La paz para el que no ha sufrido la guerra

La otra parte del trabajo, más interesante aún para mí, era identificar y entrevistar a varios líderes de víctimas del conflicto armado con cuyos testimonios esperaba contrastar lo que encontraba en la revisión documental. Con apoyo de amigos en distintas zonas del país, había logrado ya varios contactos y en todos los casos me encontré con gente maravillosa que respondía con generosidad a mis preguntas.

Yo deseaba saber cómo veían ellos, las víctimas directas del conflicto armado colombiano, los avances en la construcción de paz en Colombia y qué pensaban sobre la participación política que se había dado a las víctimas en ese proceso, si es que sentían que se había dado alguna oportunidad de participación.

Tuve especial dificultad para contactar a un personaje que, según mis fuentes, era no solo líder de víctimas, sino un ser humano carismático y generoso al que las personas admiraban por su disposición de ayuda a los demás.
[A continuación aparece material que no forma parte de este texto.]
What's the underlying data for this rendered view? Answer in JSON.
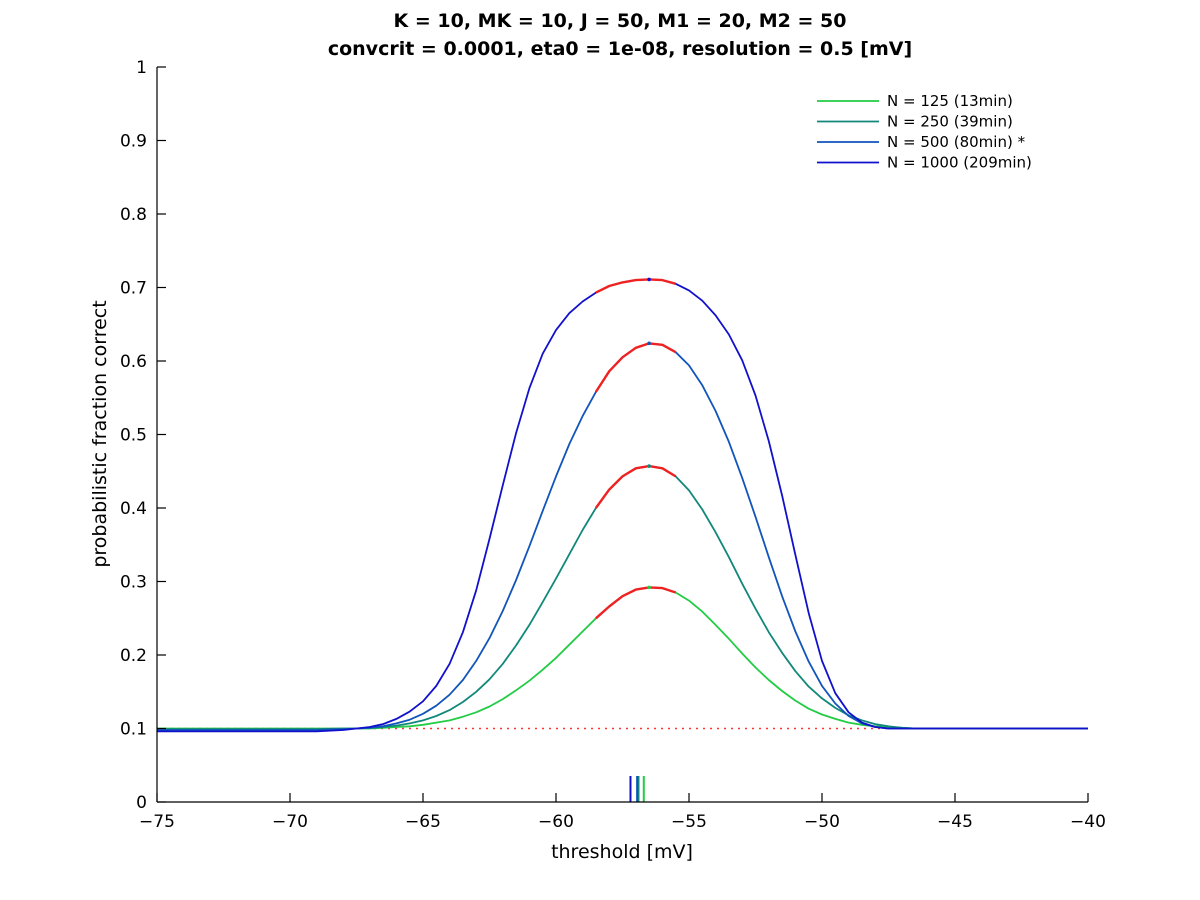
{
  "chart_data": {
    "type": "line",
    "title": [
      "K = 10, MK = 10, J = 50, M1 = 20, M2 = 50",
      "convcrit = 0.0001, eta0 = 1e-08, resolution = 0.5 [mV]"
    ],
    "xlabel": "threshold [mV]",
    "ylabel": "probabilistic fraction correct",
    "xlim": [
      -75,
      -40
    ],
    "ylim": [
      0,
      1
    ],
    "xticks": [
      -75,
      -70,
      -65,
      -60,
      -55,
      -50,
      -45,
      -40
    ],
    "yticks": [
      0,
      0.1,
      0.2,
      0.3,
      0.4,
      0.5,
      0.6,
      0.7,
      0.8,
      0.9,
      1
    ],
    "x": [
      -75,
      -70,
      -69,
      -68,
      -67.5,
      -67,
      -66.5,
      -66,
      -65.5,
      -65,
      -64.5,
      -64,
      -63.5,
      -63,
      -62.5,
      -62,
      -61.5,
      -61,
      -60.5,
      -60,
      -59.5,
      -59,
      -58.5,
      -58,
      -57.5,
      -57,
      -56.5,
      -56,
      -55.5,
      -55,
      -54.5,
      -54,
      -53.5,
      -53,
      -52.5,
      -52,
      -51.5,
      -51,
      -50.5,
      -50,
      -49.5,
      -49,
      -48.5,
      -48,
      -47.5,
      -47,
      -46.5,
      -46,
      -45,
      -44,
      -40
    ],
    "series": [
      {
        "name": "N = 125 (13min)",
        "color": "#22cc44",
        "values": [
          0.1,
          0.1,
          0.1,
          0.1,
          0.1,
          0.1,
          0.101,
          0.102,
          0.103,
          0.105,
          0.108,
          0.111,
          0.116,
          0.122,
          0.13,
          0.14,
          0.152,
          0.165,
          0.18,
          0.196,
          0.214,
          0.232,
          0.25,
          0.266,
          0.28,
          0.289,
          0.292,
          0.291,
          0.285,
          0.274,
          0.259,
          0.241,
          0.222,
          0.202,
          0.183,
          0.166,
          0.151,
          0.138,
          0.127,
          0.119,
          0.113,
          0.108,
          0.105,
          0.103,
          0.102,
          0.101,
          0.1,
          0.1,
          0.1,
          0.1,
          0.1
        ]
      },
      {
        "name": "N = 250 (39min)",
        "color": "#11887a",
        "values": [
          0.099,
          0.099,
          0.099,
          0.1,
          0.1,
          0.101,
          0.102,
          0.104,
          0.107,
          0.111,
          0.117,
          0.125,
          0.136,
          0.15,
          0.167,
          0.188,
          0.213,
          0.241,
          0.272,
          0.304,
          0.337,
          0.37,
          0.4,
          0.425,
          0.443,
          0.454,
          0.457,
          0.454,
          0.443,
          0.424,
          0.398,
          0.367,
          0.333,
          0.297,
          0.263,
          0.231,
          0.203,
          0.178,
          0.157,
          0.141,
          0.128,
          0.118,
          0.111,
          0.106,
          0.103,
          0.101,
          0.1,
          0.1,
          0.1,
          0.1,
          0.1
        ]
      },
      {
        "name": "N = 500 (80min) *",
        "color": "#1155bb",
        "values": [
          0.098,
          0.098,
          0.098,
          0.099,
          0.1,
          0.101,
          0.103,
          0.107,
          0.112,
          0.12,
          0.131,
          0.146,
          0.166,
          0.192,
          0.223,
          0.26,
          0.302,
          0.348,
          0.396,
          0.443,
          0.487,
          0.525,
          0.558,
          0.586,
          0.605,
          0.618,
          0.624,
          0.622,
          0.612,
          0.594,
          0.567,
          0.532,
          0.49,
          0.441,
          0.388,
          0.333,
          0.28,
          0.232,
          0.191,
          0.158,
          0.134,
          0.117,
          0.107,
          0.102,
          0.1,
          0.1,
          0.1,
          0.1,
          0.1,
          0.1,
          0.1
        ]
      },
      {
        "name": "N = 1000 (209min)",
        "color": "#1111cc",
        "values": [
          0.096,
          0.096,
          0.096,
          0.098,
          0.1,
          0.102,
          0.106,
          0.113,
          0.123,
          0.137,
          0.158,
          0.188,
          0.231,
          0.288,
          0.358,
          0.431,
          0.502,
          0.563,
          0.61,
          0.642,
          0.665,
          0.681,
          0.693,
          0.702,
          0.707,
          0.71,
          0.711,
          0.71,
          0.705,
          0.696,
          0.682,
          0.662,
          0.636,
          0.601,
          0.553,
          0.491,
          0.417,
          0.336,
          0.257,
          0.192,
          0.148,
          0.122,
          0.108,
          0.102,
          0.1,
          0.1,
          0.1,
          0.1,
          0.1,
          0.1,
          0.1
        ]
      }
    ],
    "chance_level": {
      "value": 0.1,
      "color": "#ff3333"
    },
    "highlight": {
      "color": "#ee2222",
      "x_range": [
        -58.5,
        -55.5
      ]
    },
    "optimum_markers": [
      {
        "x": -56.7,
        "color": "#22cc44"
      },
      {
        "x": -56.9,
        "color": "#11887a"
      },
      {
        "x": -56.95,
        "color": "#1155bb"
      },
      {
        "x": -57.2,
        "color": "#1111cc"
      }
    ],
    "legend_position": "top-right",
    "grid": false
  }
}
Marqué varias veces su número celular sin obtener respuesta. En uno de tantos intentos, al fin respondió una voz al otro lado del teléfono. Solo pronunció una palabra…quizás un sonido…en fin, algo incomprensible para mí. Apurada, procedí a presentarme y a contarle el motivo de mi llamada: mi tesis de maestría sobre participación política de víctimas del conflicto armado.
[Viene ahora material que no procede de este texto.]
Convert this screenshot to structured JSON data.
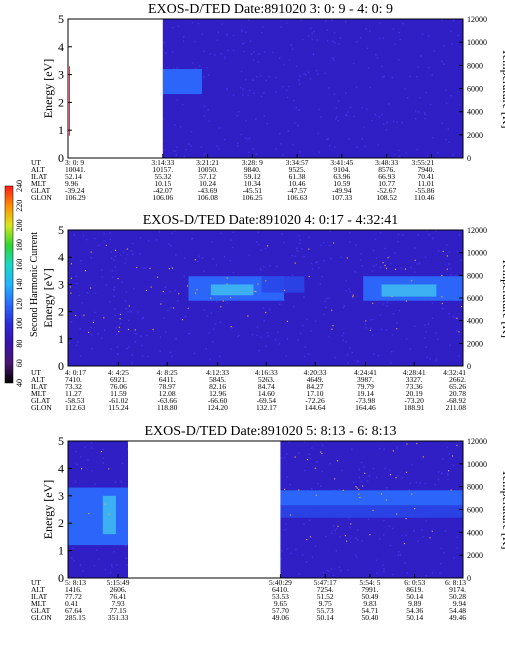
{
  "colors": {
    "background": "#2f1fc4",
    "speckle": "#4d3cff",
    "feature_core": "#3fb7f2",
    "feature_mid": "#2b6dff",
    "feature_outer": "#2a46e8",
    "points": "#d4a64a",
    "gap": "#ffffff"
  },
  "colorbar": {
    "label": "Second Harmonic Current",
    "ticks": [
      "40",
      "60",
      "80",
      "100",
      "120",
      "140",
      "160",
      "180",
      "200",
      "220",
      "240"
    ],
    "stops": [
      "#000000",
      "#4a1670",
      "#3a12b0",
      "#2a2ad8",
      "#2a6aff",
      "#1fb4ff",
      "#19d8c8",
      "#2fd62f",
      "#d8e81c",
      "#ff8c00",
      "#ff1a1a"
    ]
  },
  "chart_data": [
    {
      "type": "heatmap",
      "title": "EXOS-D/TED   Date:891020  3: 0: 9 - 4: 0: 9",
      "ylabel": "Energy [eV]",
      "ylabel_right": "Temperature [K]",
      "ylim": [
        0,
        5
      ],
      "yticks": [
        "0",
        "1",
        "2",
        "3",
        "4",
        "5"
      ],
      "y2lim": [
        0,
        12000
      ],
      "y2ticks": [
        "0",
        "2000",
        "4000",
        "6000",
        "8000",
        "10000",
        "12000"
      ],
      "time_range": [
        "3:0:9",
        "4:0:9"
      ],
      "data_gaps": [
        [
          "3:0:9",
          "3:14:33"
        ]
      ],
      "features": [
        {
          "t": [
            "3:14:33",
            "3:20:30"
          ],
          "e": [
            2.3,
            3.2
          ],
          "level": "mid"
        }
      ],
      "temperature_points": {
        "t": [
          "3:0:9",
          "3:0:9"
        ],
        "T": [
          0,
          12000
        ]
      },
      "orbit_labels": [
        "UT",
        "ALT",
        "ILAT",
        "MLT",
        "GLAT",
        "GLON"
      ],
      "orbit_columns": [
        {
          "time": "3:0:9",
          "values": [
            "3: 0: 9",
            "10041.",
            "52.14",
            "9.96",
            "-39.24",
            "106.29"
          ]
        },
        {
          "time": "3:14:33",
          "values": [
            "3:14:33",
            "10157.",
            "55.32",
            "10.15",
            "-42.07",
            "106.06"
          ]
        },
        {
          "time": "3:21:21",
          "values": [
            "3:21:21",
            "10050.",
            "57.12",
            "10.24",
            "-43.69",
            "106.08"
          ]
        },
        {
          "time": "3:28:9",
          "values": [
            "3:28: 9",
            "9840.",
            "59.12",
            "10.34",
            "-45.51",
            "106.25"
          ]
        },
        {
          "time": "3:34:57",
          "values": [
            "3:34:57",
            "9525.",
            "61.38",
            "10.46",
            "-47.57",
            "106.63"
          ]
        },
        {
          "time": "3:41:45",
          "values": [
            "3:41:45",
            "9104.",
            "63.96",
            "10.59",
            "-49.94",
            "107.33"
          ]
        },
        {
          "time": "3:48:33",
          "values": [
            "3:48:33",
            "8576.",
            "66.93",
            "10.77",
            "-52.67",
            "108.52"
          ]
        },
        {
          "time": "3:55:21",
          "values": [
            "3:55:21",
            "7940.",
            "70.41",
            "11.01",
            "-55.86",
            "110.46"
          ]
        }
      ]
    },
    {
      "type": "heatmap",
      "title": "EXOS-D/TED   Date:891020  4: 0:17 - 4:32:41",
      "ylabel": "Energy [eV]",
      "ylabel_right": "Temperature [K]",
      "ylim": [
        0,
        5
      ],
      "yticks": [
        "0",
        "1",
        "2",
        "3",
        "4",
        "5"
      ],
      "y2lim": [
        0,
        12000
      ],
      "y2ticks": [
        "0",
        "2000",
        "4000",
        "6000",
        "8000",
        "10000",
        "12000"
      ],
      "time_range": [
        "4:0:17",
        "4:32:41"
      ],
      "data_gaps": [],
      "features": [
        {
          "t": [
            "4:10:10",
            "4:18:00"
          ],
          "e": [
            2.4,
            3.3
          ],
          "level": "mid"
        },
        {
          "t": [
            "4:12:00",
            "4:15:30"
          ],
          "e": [
            2.6,
            3.0
          ],
          "level": "core"
        },
        {
          "t": [
            "4:16:10",
            "4:19:40"
          ],
          "e": [
            2.7,
            3.3
          ],
          "level": "outer"
        },
        {
          "t": [
            "4:24:30",
            "4:32:41"
          ],
          "e": [
            2.4,
            3.3
          ],
          "level": "mid"
        },
        {
          "t": [
            "4:26:00",
            "4:30:30"
          ],
          "e": [
            2.55,
            3.0
          ],
          "level": "core"
        }
      ],
      "temperature_points": {
        "t": [
          "4:0:17",
          "4:32:41"
        ],
        "T": [
          3000,
          11000
        ]
      },
      "orbit_labels": [
        "UT",
        "ALT",
        "ILAT",
        "MLT",
        "GLAT",
        "GLON"
      ],
      "orbit_columns": [
        {
          "time": "4:0:17",
          "values": [
            "4: 0:17",
            "7410.",
            "73.32",
            "11.27",
            "-58.53",
            "112.63"
          ]
        },
        {
          "time": "4:4:25",
          "values": [
            "4: 4:25",
            "6921.",
            "76.06",
            "11.59",
            "-61.02",
            "115.24"
          ]
        },
        {
          "time": "4:8:25",
          "values": [
            "4: 8:25",
            "6411.",
            "78.97",
            "12.08",
            "-63.66",
            "118.80"
          ]
        },
        {
          "time": "4:12:33",
          "values": [
            "4:12:33",
            "5845.",
            "82.16",
            "12.96",
            "-66.60",
            "124.20"
          ]
        },
        {
          "time": "4:16:33",
          "values": [
            "4:16:33",
            "5263.",
            "84.74",
            "14.60",
            "-69.54",
            "132.17"
          ]
        },
        {
          "time": "4:20:33",
          "values": [
            "4:20:33",
            "4649.",
            "84.27",
            "17.10",
            "-72.26",
            "144.64"
          ]
        },
        {
          "time": "4:24:41",
          "values": [
            "4:24:41",
            "3987.",
            "79.79",
            "19.14",
            "-73.98",
            "164.46"
          ]
        },
        {
          "time": "4:28:41",
          "values": [
            "4:28:41",
            "3327.",
            "73.36",
            "20.19",
            "-73.20",
            "188.91"
          ]
        },
        {
          "time": "4:32:41",
          "values": [
            "4:32:41",
            "2662.",
            "65.26",
            "20.78",
            "-68.92",
            "211.08"
          ]
        }
      ]
    },
    {
      "type": "heatmap",
      "title": "EXOS-D/TED   Date:891020  5: 8:13 - 6: 8:13",
      "ylabel": "Energy [eV]",
      "ylabel_right": "Temperature [K]",
      "ylim": [
        0,
        5
      ],
      "yticks": [
        "0",
        "1",
        "2",
        "3",
        "4",
        "5"
      ],
      "y2lim": [
        0,
        12000
      ],
      "y2ticks": [
        "0",
        "2000",
        "4000",
        "6000",
        "8000",
        "10000",
        "12000"
      ],
      "time_range": [
        "5:8:13",
        "6:8:13"
      ],
      "data_gaps": [
        [
          "5:17:20",
          "5:40:29"
        ]
      ],
      "features": [
        {
          "t": [
            "5:8:13",
            "5:17:20"
          ],
          "e": [
            1.2,
            3.3
          ],
          "level": "mid"
        },
        {
          "t": [
            "5:13:30",
            "5:15:30"
          ],
          "e": [
            1.6,
            3.0
          ],
          "level": "core"
        },
        {
          "t": [
            "5:40:29",
            "6:8:13"
          ],
          "e": [
            2.65,
            3.2
          ],
          "level": "mid"
        },
        {
          "t": [
            "5:40:29",
            "6:8:13"
          ],
          "e": [
            2.2,
            2.65
          ],
          "level": "outer"
        }
      ],
      "temperature_points": {
        "t": [
          "5:8:13",
          "6:8:13"
        ],
        "T": [
          3000,
          12000
        ]
      },
      "orbit_labels": [
        "UT",
        "ALT",
        "ILAT",
        "MLT",
        "GLAT",
        "GLON"
      ],
      "orbit_columns": [
        {
          "time": "5:8:13",
          "values": [
            "5: 8:13",
            "1416.",
            "77.72",
            "0.41",
            "67.64",
            "285.15"
          ]
        },
        {
          "time": "5:15:49",
          "values": [
            "5:15:49",
            "2606.",
            "76.41",
            "7.93",
            "77.15",
            "351.33"
          ]
        },
        {
          "time": "5:40:29",
          "values": [
            "5:40:29",
            "6410.",
            "53.53",
            "9.65",
            "57.70",
            "49.06"
          ]
        },
        {
          "time": "5:47:17",
          "values": [
            "5:47:17",
            "7254.",
            "51.52",
            "9.75",
            "55.73",
            "50.14"
          ]
        },
        {
          "time": "5:54:5",
          "values": [
            "5:54: 5",
            "7991.",
            "50.49",
            "9.83",
            "54.71",
            "50.40"
          ]
        },
        {
          "time": "6:0:53",
          "values": [
            "6: 0:53",
            "8619.",
            "50.14",
            "9.89",
            "54.36",
            "50.14"
          ]
        },
        {
          "time": "6:8:13",
          "values": [
            "6: 8:13",
            "9174.",
            "50.28",
            "9.94",
            "54.48",
            "49.46"
          ]
        }
      ]
    }
  ]
}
Estaba entusiasmada esperando alguna reacción cuando me dijo que no escuchaba bien y colgó el teléfono. No volvió a responder en repetidos intentos que hice. Casi había desistido de incluirlo entre los testimonios para mi tesis; cuando, por azar del destino, una amiga me habló de él, pues Lo conocía personalmente desde hacía mucho tiempo.
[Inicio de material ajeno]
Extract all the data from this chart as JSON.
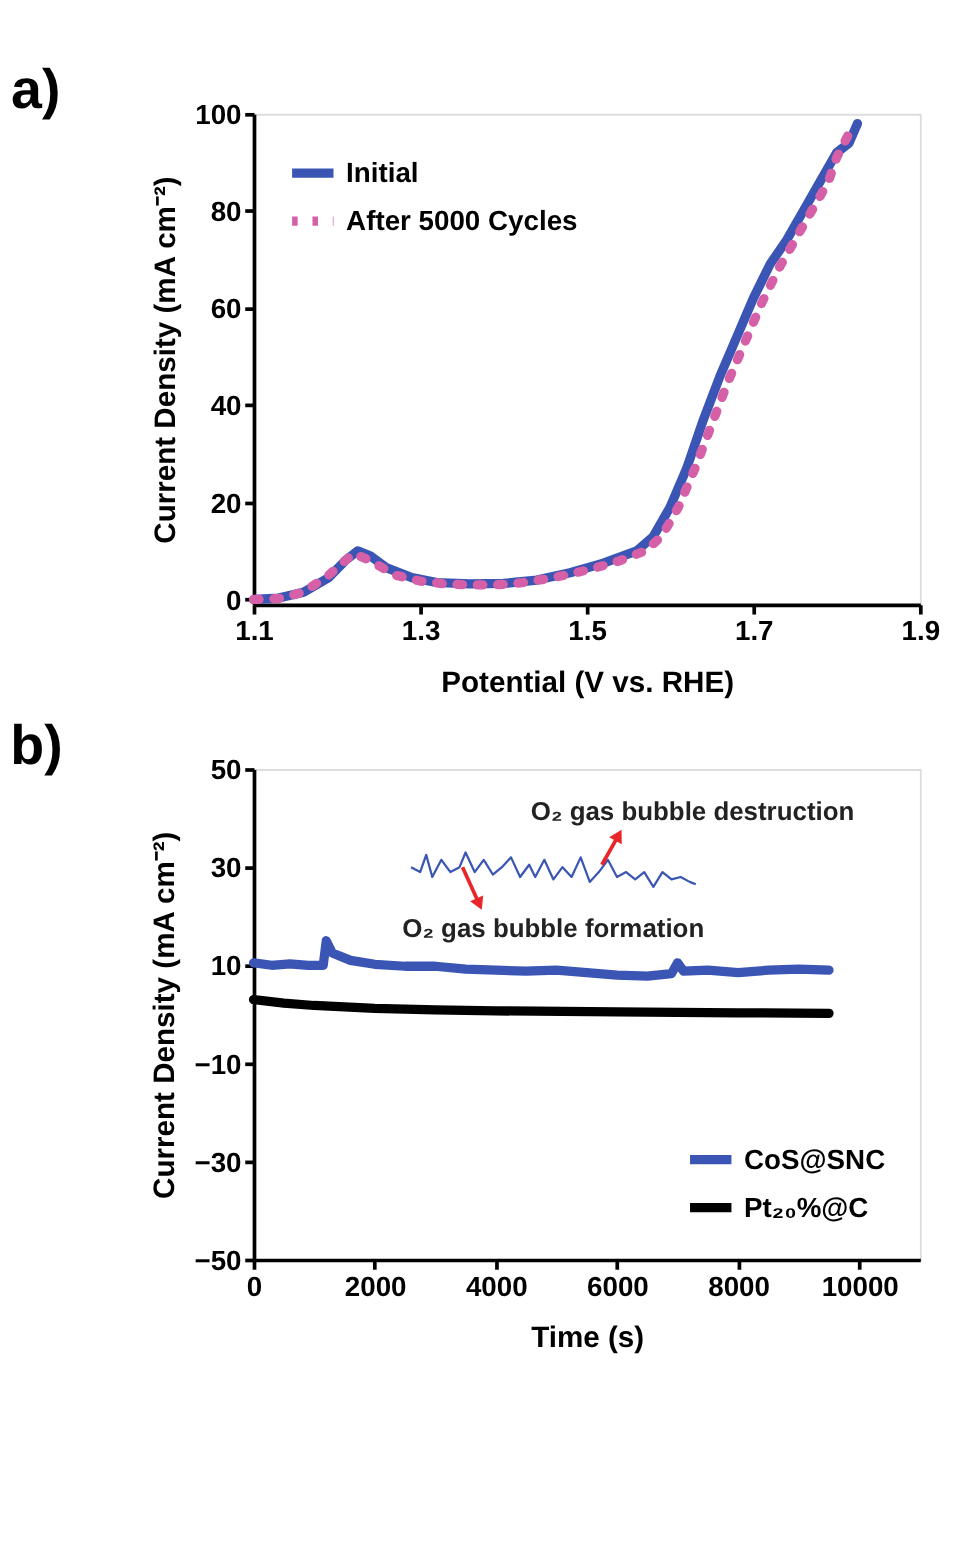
{
  "chart_data": [
    {
      "type": "line",
      "title": "a)",
      "xlabel": "Potential (V vs. RHE)",
      "ylabel": "Current Density (mA cm⁻²)",
      "xlim": [
        1.1,
        1.9
      ],
      "xticks": [
        1.1,
        1.3,
        1.5,
        1.7,
        1.9
      ],
      "ylim": [
        -1,
        100
      ],
      "yticks": [
        0,
        20,
        40,
        60,
        80,
        100
      ],
      "legend": "top left",
      "series": [
        {
          "name": "Initial",
          "color": "#3a55b4",
          "line_style": "solid",
          "x": [
            1.1,
            1.13,
            1.16,
            1.19,
            1.21,
            1.225,
            1.24,
            1.26,
            1.29,
            1.32,
            1.36,
            1.4,
            1.44,
            1.48,
            1.52,
            1.56,
            1.58,
            1.6,
            1.62,
            1.64,
            1.66,
            1.68,
            1.7,
            1.72,
            1.74,
            1.76,
            1.78,
            1.8,
            1.815,
            1.825
          ],
          "values": [
            0,
            0.3,
            1.5,
            4.5,
            8,
            10,
            9,
            6.5,
            4.5,
            3.5,
            3.2,
            3.3,
            4,
            5.5,
            7.5,
            10,
            13,
            19,
            27,
            37,
            46,
            54,
            62,
            69,
            74,
            80,
            86,
            92,
            94,
            98
          ]
        },
        {
          "name": "After 5000 Cycles",
          "color": "#d660a8",
          "line_style": "dotted",
          "x": [
            1.1,
            1.13,
            1.16,
            1.19,
            1.22,
            1.24,
            1.27,
            1.3,
            1.33,
            1.36,
            1.39,
            1.42,
            1.45,
            1.48,
            1.51,
            1.54,
            1.57,
            1.59,
            1.61,
            1.63,
            1.65,
            1.67,
            1.69,
            1.71,
            1.73,
            1.75,
            1.77,
            1.79,
            1.8,
            1.815
          ],
          "values": [
            0,
            0.2,
            1.5,
            5,
            9.5,
            8,
            5,
            3.8,
            3.2,
            3,
            3,
            3.4,
            4.2,
            5.2,
            6.5,
            8,
            10,
            13,
            19,
            27,
            36,
            45,
            53,
            61,
            68,
            74,
            80,
            86,
            91,
            96
          ]
        }
      ]
    },
    {
      "type": "line",
      "title": "b)",
      "xlabel": "Time (s)",
      "ylabel": "Current Density (mA cm⁻²)",
      "xlim": [
        0,
        11000
      ],
      "xticks": [
        0,
        2000,
        4000,
        6000,
        8000,
        10000
      ],
      "ylim": [
        -50,
        50
      ],
      "yticks": [
        -50,
        -30,
        -10,
        10,
        30,
        50
      ],
      "legend": "bottom right",
      "annotations": [
        {
          "text": "O₂ gas bubble destruction",
          "x": 5750,
          "y": 30.5
        },
        {
          "text": "O₂ gas bubble formation",
          "x": 3450,
          "y": 30
        }
      ],
      "series": [
        {
          "name": "CoS@SNC",
          "color": "#3a55b4",
          "line_style": "solid",
          "x": [
            0,
            300,
            600,
            900,
            1150,
            1200,
            1300,
            1600,
            2000,
            2500,
            3000,
            3500,
            4000,
            4500,
            5000,
            5500,
            6000,
            6500,
            6900,
            7000,
            7100,
            7500,
            8000,
            8500,
            9000,
            9500
          ],
          "values": [
            10.5,
            10,
            10.3,
            10,
            10,
            15,
            12.5,
            11,
            10.2,
            9.8,
            9.8,
            9.2,
            9,
            8.8,
            9,
            8.5,
            8,
            7.8,
            8.3,
            10.5,
            8.8,
            9,
            8.5,
            9,
            9.2,
            9
          ]
        },
        {
          "name": "Pt₂₀%@C",
          "color": "#000000",
          "line_style": "solid",
          "x": [
            0,
            500,
            1000,
            2000,
            3000,
            4000,
            6000,
            8000,
            9500
          ],
          "values": [
            3,
            2.3,
            1.8,
            1.2,
            0.9,
            0.7,
            0.5,
            0.3,
            0.2
          ]
        },
        {
          "color": "#3a55b4",
          "line_style": "solid",
          "x": [
            2600,
            2750,
            2850,
            2950,
            3100,
            3250,
            3400,
            3500,
            3650,
            3800,
            3950,
            4100,
            4250,
            4400,
            4550,
            4650,
            4800,
            4950,
            5100,
            5250,
            5400,
            5550,
            5700,
            5850,
            6000,
            6150,
            6300,
            6450,
            6600,
            6750,
            6900,
            7050,
            7200,
            7300
          ],
          "values": [
            30,
            29,
            32.5,
            28,
            31.5,
            29,
            30,
            33,
            29,
            31.5,
            28.5,
            30,
            32,
            28,
            30.5,
            28,
            31.5,
            27.5,
            30,
            28,
            32,
            27,
            29,
            31.5,
            28,
            29,
            27.5,
            29,
            26,
            29,
            27.5,
            28,
            27,
            26.5
          ]
        }
      ]
    }
  ]
}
Le comenté emocionada mis dificultades para contactarlo y mi enorme interés en poder entrevistarlo. Ella se ofreció a ayudarme y, en efecto, lo llamó y le explicó quién era yo y le dijo que lo de la tesis no era un invento: ¡Yo sí era una estudiante haciendo esfuerzos por graduarse!

Al colgar, mi amiga me contó que por esos días, ese líder de víctimas estaba siendo objeto de amenazas contra su vida; eso explicaba su desconfianza. Finalmente, logré entrevistarlo y me encontré con un ser humano único. A pesar de una experiencia de vida llena de momentos traumáticos en los que perdió a varios de sus seres queridos en medio del fuego cruzado de esta absurda guerra, ha sido capaz de mirar hacia adelante.

Me contó que, en su vocación de servicio al otro,  ha encontrado el refugio para superar los traumas de esas imágenes atroces que presenció en silencio, temblando a veces detrás de un árbol en el monte o debajo de una cama, en otros momentos desde distintos escondites que el momento de manera oportuna le brindada.

Me dijo que la mayor satisfacción de su vida era ver renacer la esperanza en el brillo de los ojos de otras víctimas; esa esperanza que llegó a los rincones más apartados del país de la mano del proceso de paz. Vivir sin temer permanentemente por la vida; vivir y poder contemplar despreocupadamente el amanecer y la puesta del sol.

Ese brillo de esperanza en los ojos de los más aislados, de los más discriminados, de los más necesitados, debería ser argumento suficiente para que los otros colombianos, aquellos que hemos tenido la suerte de vivir en la otra Colombia al margen de esa terrible guerra, empecemos a pensar en función del bien común; en pro de lo que nos conviene a todos los colombianos y contribuyamos, desde nuestras comunidades, desde nuestras oficinas, desde nuestras familias, y sobre todo, desde nuestro propio ser a construir un país en paz.

Es hora de ponernos en los zapatos de las víctimas para entender que la paz no significa lo mismo para quien ha sufrido la guerra que para quien la ha visto solamente en los medios de comunicación.


Martha Rocha
Por: Martha Cecilia Rocha Gaona

Soy psicóloga, con maestría en educación y en ciencias políticas. Me siento orgullosa de ejercer como servidora pública del Estado colombiano por más de 21 años.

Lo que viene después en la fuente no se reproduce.